McKinney has led dance work with diverse populations across the U.S. and in Benin, Canada, England, Ghana, Hungary, Indonesia, Israel, Italy, Mexico, Palestine, Poland, Rwanda, Serbia, Spain, and South Africa. Awards of note include an Asylum Arts award for truth and reconciliation artwork about the Fort Worth (TX) lynching of Fred Rouse entitled “SCAB;” Texas Christian University’s (TCU) Research & Creative Activities Award for “Dancing through a Door of Return,” site-specific dance performances in West African slave castles; New York University’s President’s Service Award for dance work with populations who struggle with heroin addiction; Jerome Foundation’s Emerging Choreographers grant for dance work with Ethiopian-Israeli communities; National Artist Teacher Fellowship for “The Borders Project” at the Mexico/U.S. border; and LEAD:NM, an educational fellowship for teachers and leaders of color creating change in charter education in New Mexico.

 

Adam was a School of American Ballet National Visiting Teaching Fellow, an opportunity to engage in important conversations around diversity and inclusion in classical ballet.
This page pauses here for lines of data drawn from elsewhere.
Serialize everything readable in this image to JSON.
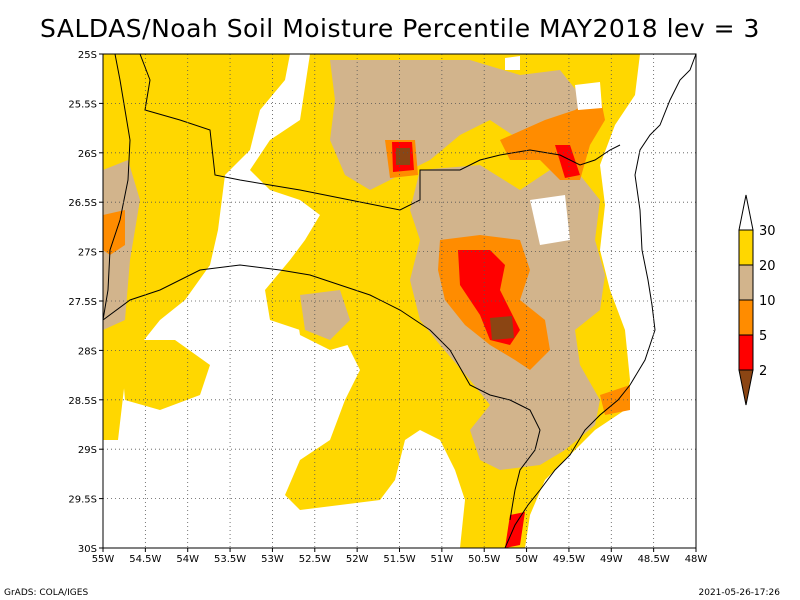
{
  "title": "SALDAS/Noah Soil Moisture Percentile MAY2018 lev = 3",
  "footer": {
    "left": "GrADS: COLA/IGES",
    "right": "2021-05-26-17:26"
  },
  "map": {
    "lon_range": [
      -55,
      -48
    ],
    "lat_range": [
      -30,
      -25
    ],
    "lon_ticks": [
      {
        "value": -55,
        "label": "55W"
      },
      {
        "value": -54.5,
        "label": "54.5W"
      },
      {
        "value": -54,
        "label": "54W"
      },
      {
        "value": -53.5,
        "label": "53.5W"
      },
      {
        "value": -53,
        "label": "53W"
      },
      {
        "value": -52.5,
        "label": "52.5W"
      },
      {
        "value": -52,
        "label": "52W"
      },
      {
        "value": -51.5,
        "label": "51.5W"
      },
      {
        "value": -51,
        "label": "51W"
      },
      {
        "value": -50.5,
        "label": "50.5W"
      },
      {
        "value": -50,
        "label": "50W"
      },
      {
        "value": -49.5,
        "label": "49.5W"
      },
      {
        "value": -49,
        "label": "49W"
      },
      {
        "value": -48.5,
        "label": "48.5W"
      },
      {
        "value": -48,
        "label": "48W"
      }
    ],
    "lat_ticks": [
      {
        "value": -25,
        "label": "25S"
      },
      {
        "value": -25.5,
        "label": "25.5S"
      },
      {
        "value": -26,
        "label": "26S"
      },
      {
        "value": -26.5,
        "label": "26.5S"
      },
      {
        "value": -27,
        "label": "27S"
      },
      {
        "value": -27.5,
        "label": "27.5S"
      },
      {
        "value": -28,
        "label": "28S"
      },
      {
        "value": -28.5,
        "label": "28.5S"
      },
      {
        "value": -29,
        "label": "29S"
      },
      {
        "value": -29.5,
        "label": "29.5S"
      },
      {
        "value": -30,
        "label": "30S"
      }
    ],
    "grid": "dotted"
  },
  "legend": {
    "colors": [
      "#8b4513",
      "#ff0000",
      "#ff8c00",
      "#d2b48c",
      "#ffd700",
      "#ffffff"
    ],
    "labels": [
      "2",
      "5",
      "10",
      "20",
      "30"
    ]
  }
}
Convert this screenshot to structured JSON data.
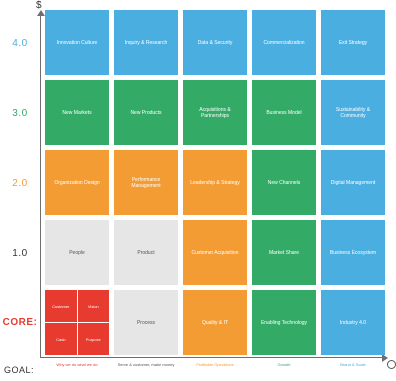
{
  "axis": {
    "top_letter": "$",
    "goal_label": "GOAL:",
    "colors": {
      "axis": "#6e6e6e"
    }
  },
  "y_levels": [
    {
      "label": "4.0",
      "color": "#4aaee0"
    },
    {
      "label": "3.0",
      "color": "#33ab66"
    },
    {
      "label": "2.0",
      "color": "#f39c33"
    },
    {
      "label": "1.0",
      "color": "#333333"
    },
    {
      "label": "CORE:",
      "color": "#e63b2e"
    }
  ],
  "rows": [
    [
      "Innovation Culture",
      "Inquiry & Research",
      "Data & Security",
      "Commercialization",
      "Exit Strategy"
    ],
    [
      "New Markets",
      "New Products",
      "Acquisitions & Partnerships",
      "Business Model",
      "Sustainability & Community"
    ],
    [
      "Organization Design",
      "Performance Management",
      "Leadership & Strategy",
      "New Channels",
      "Digital Management"
    ],
    [
      "People",
      "Product",
      "Customer Acquisition",
      "Market Share",
      "Business Ecosystem"
    ],
    [
      "",
      "Process",
      "Quality & IT",
      "Enabling Technology",
      "Industry 4.0"
    ]
  ],
  "row_colors": [
    [
      "blue",
      "blue",
      "blue",
      "blue",
      "blue"
    ],
    [
      "green",
      "green",
      "green",
      "green",
      "blue"
    ],
    [
      "orange",
      "orange",
      "orange",
      "green",
      "blue"
    ],
    [
      "gray",
      "gray",
      "orange",
      "green",
      "blue"
    ],
    [
      "red",
      "gray",
      "orange",
      "green",
      "blue"
    ]
  ],
  "core_cells": [
    "Customer",
    "Vision",
    "Cash",
    "Purpose"
  ],
  "goals": [
    {
      "label": "Why we do what we do",
      "color": "#e63b2e"
    },
    {
      "label": "Serve & customer, make money",
      "color": "#555555"
    },
    {
      "label": "Profitable Operations",
      "color": "#f39c33"
    },
    {
      "label": "Growth",
      "color": "#33ab66"
    },
    {
      "label": "Brand & Scale",
      "color": "#4aaee0"
    }
  ]
}
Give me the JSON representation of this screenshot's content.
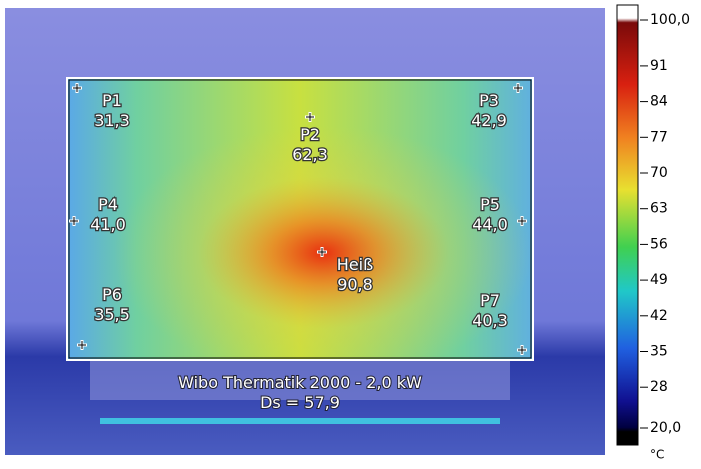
{
  "points": [
    {
      "label": "P1",
      "value": "31,3"
    },
    {
      "label": "P2",
      "value": "62,3"
    },
    {
      "label": "P3",
      "value": "42,9"
    },
    {
      "label": "P4",
      "value": "41,0"
    },
    {
      "label": "P5",
      "value": "44,0"
    },
    {
      "label": "Heiß",
      "value": "90,8"
    },
    {
      "label": "P6",
      "value": "35,5"
    },
    {
      "label": "P7",
      "value": "40,3"
    }
  ],
  "caption": {
    "title": "Wibo Thermatik 2000 - 2,0 kW",
    "ds": "Ds = 57,9"
  },
  "scale": {
    "range": [
      20,
      100
    ],
    "unit": "°C",
    "ticks": [
      {
        "value": 100,
        "label": "100,0"
      },
      91,
      84,
      77,
      70,
      63,
      56,
      49,
      42,
      35,
      28,
      {
        "value": 20,
        "label": "20,0"
      }
    ]
  }
}
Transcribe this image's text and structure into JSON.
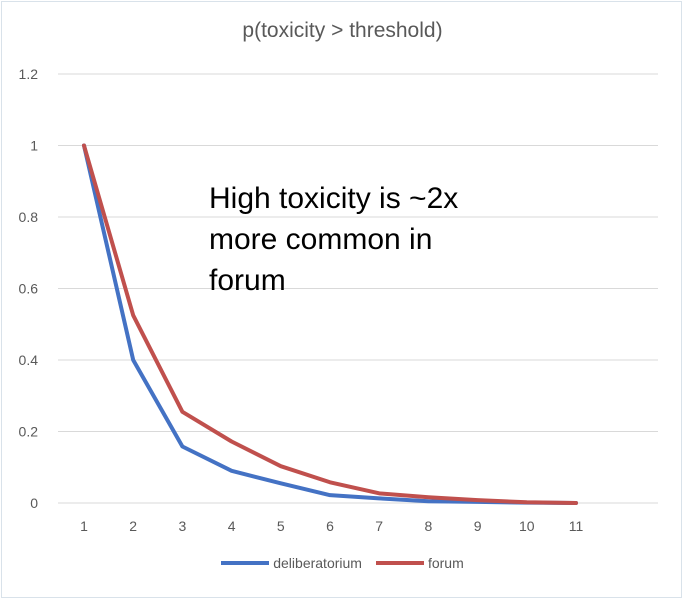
{
  "chart_data": {
    "type": "line",
    "title": "p(toxicity > threshold)",
    "annotation": "High toxicity is ~2x more common in forum",
    "x": [
      1,
      2,
      3,
      4,
      5,
      6,
      7,
      8,
      9,
      10,
      11
    ],
    "ylim": [
      0,
      1.2
    ],
    "yticks": [
      "0",
      "0.2",
      "0.4",
      "0.6",
      "0.8",
      "1",
      "1.2"
    ],
    "xticks": [
      "1",
      "2",
      "3",
      "4",
      "5",
      "6",
      "7",
      "8",
      "9",
      "10",
      "11"
    ],
    "grid": true,
    "legend_position": "bottom",
    "series": [
      {
        "name": "deliberatorium",
        "color": "#4472c4",
        "values": [
          1.0,
          0.4,
          0.158,
          0.09,
          0.055,
          0.022,
          0.013,
          0.005,
          0.003,
          0.001,
          0.0
        ]
      },
      {
        "name": "forum",
        "color": "#c0504d",
        "values": [
          1.0,
          0.525,
          0.255,
          0.172,
          0.103,
          0.058,
          0.027,
          0.016,
          0.008,
          0.002,
          0.0
        ]
      }
    ]
  }
}
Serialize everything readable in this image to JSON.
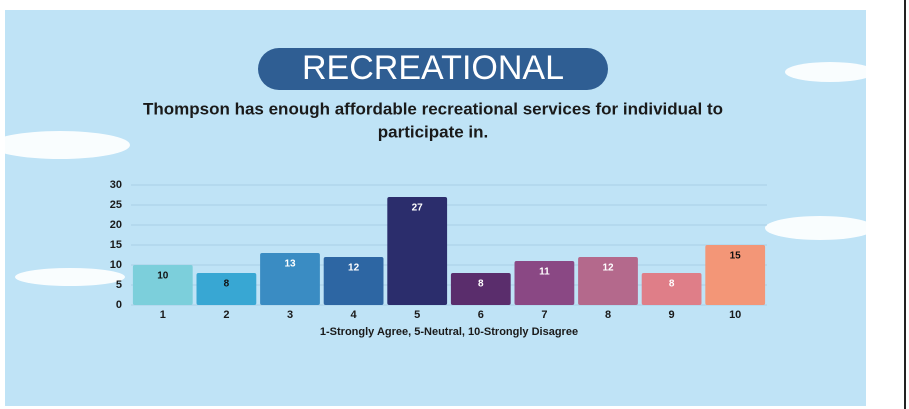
{
  "chart_data": {
    "type": "bar",
    "title": "RECREATIONAL",
    "subtitle": [
      "Thompson has enough affordable recreational services for individual to",
      "participate in."
    ],
    "x_label": "1-Strongly Agree, 5-Neutral, 10-Strongly Disagree",
    "categories": [
      "1",
      "2",
      "3",
      "4",
      "5",
      "6",
      "7",
      "8",
      "9",
      "10"
    ],
    "values": [
      10,
      8,
      13,
      12,
      27,
      8,
      11,
      12,
      8,
      15
    ],
    "colors": [
      "#7ccfdb",
      "#38a7d3",
      "#3a8cc3",
      "#2d66a3",
      "#2b2d6c",
      "#5a2d6c",
      "#8a4884",
      "#b4698c",
      "#df7e88",
      "#f39677"
    ],
    "label_colors": [
      "#111111",
      "#111111",
      "#ffffff",
      "#ffffff",
      "#ffffff",
      "#ffffff",
      "#ffffff",
      "#ffffff",
      "#ffffff",
      "#111111"
    ],
    "ylim": [
      0,
      30
    ],
    "yticks": [
      0,
      5,
      10,
      15,
      20,
      25,
      30
    ],
    "grid": true
  }
}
Named one of the most influential African Americans in Milwaukee, WI, by St. Vincent DePaul, McKinney was New Mexico School for the Arts’ inaugural Dance Department Chair (Santa Fe, NM), and Assistant Professor of Dance in the School for Classical & Contemporary Dance at TCU where he taught courses in classical ballet, modern dance (Horton), and choreography. McKinney holds a BFA in Dance Performance with high honors from Butler University and an MA in Dance Studies with concentrations in Race and Trauma theories from NYU-Gallatin. Areas of research include: dance performance, site-specific dance, mixed ability dance, trans-generational trauma, dance and PTSD, Queer dance, Black dance, Jewish dance, and dance with veterans. He is recipient of the 2019 Interchange Fellowship from Mid-America Arts Alliance.